Nach dem jüngsten Umbau hat sich das Gesicht erneut vollkommen gewandelt. „Ich bin froh, dass die Bauherren jetzt einiges gemacht haben“, sagt Stadtheimatpflegerin Karin Jungkunz. „Die neue Fassade ist auf jeden Fall ein Gewinn.“ Das Gebäude füge sich deutlich besser ein in die Rudolf-Breitscheid-Straße.

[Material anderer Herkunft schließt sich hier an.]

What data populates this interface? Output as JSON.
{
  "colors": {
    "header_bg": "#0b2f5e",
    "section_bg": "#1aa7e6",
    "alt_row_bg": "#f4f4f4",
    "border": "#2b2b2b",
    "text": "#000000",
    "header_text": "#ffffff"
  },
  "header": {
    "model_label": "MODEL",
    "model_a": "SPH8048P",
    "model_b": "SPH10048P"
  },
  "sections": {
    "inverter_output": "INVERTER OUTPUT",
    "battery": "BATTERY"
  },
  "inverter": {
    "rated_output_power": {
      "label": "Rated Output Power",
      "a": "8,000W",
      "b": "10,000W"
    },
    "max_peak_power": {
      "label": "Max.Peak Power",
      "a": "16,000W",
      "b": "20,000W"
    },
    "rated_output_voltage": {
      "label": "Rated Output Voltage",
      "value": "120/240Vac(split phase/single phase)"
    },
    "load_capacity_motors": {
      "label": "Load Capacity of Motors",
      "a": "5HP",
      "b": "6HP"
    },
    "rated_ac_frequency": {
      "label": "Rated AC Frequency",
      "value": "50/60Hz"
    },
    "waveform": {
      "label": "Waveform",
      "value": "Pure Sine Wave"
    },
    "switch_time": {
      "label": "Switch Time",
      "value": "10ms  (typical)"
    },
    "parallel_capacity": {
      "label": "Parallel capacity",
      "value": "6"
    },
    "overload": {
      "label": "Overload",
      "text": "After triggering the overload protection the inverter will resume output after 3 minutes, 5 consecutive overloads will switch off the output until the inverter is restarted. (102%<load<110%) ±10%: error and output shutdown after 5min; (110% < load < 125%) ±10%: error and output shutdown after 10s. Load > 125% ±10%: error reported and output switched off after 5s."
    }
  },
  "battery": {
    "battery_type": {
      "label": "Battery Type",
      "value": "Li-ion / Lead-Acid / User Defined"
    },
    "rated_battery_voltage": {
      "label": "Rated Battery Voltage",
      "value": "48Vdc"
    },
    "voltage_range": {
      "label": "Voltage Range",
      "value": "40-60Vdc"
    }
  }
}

Christofer Hornstein nennt die Umgestaltung sogar eine „Stadtreparatur“, die dringend nötig gewesen sei. Der Architekt aus Ritzmannshof hatte sich in der Bürgerinitiative Bessere Mitte engagiert, er mag die Architektur der Neuen Mitte – und er hält die neue Fassade der Ex-Commerzbank für einen deutlichen Gewinn.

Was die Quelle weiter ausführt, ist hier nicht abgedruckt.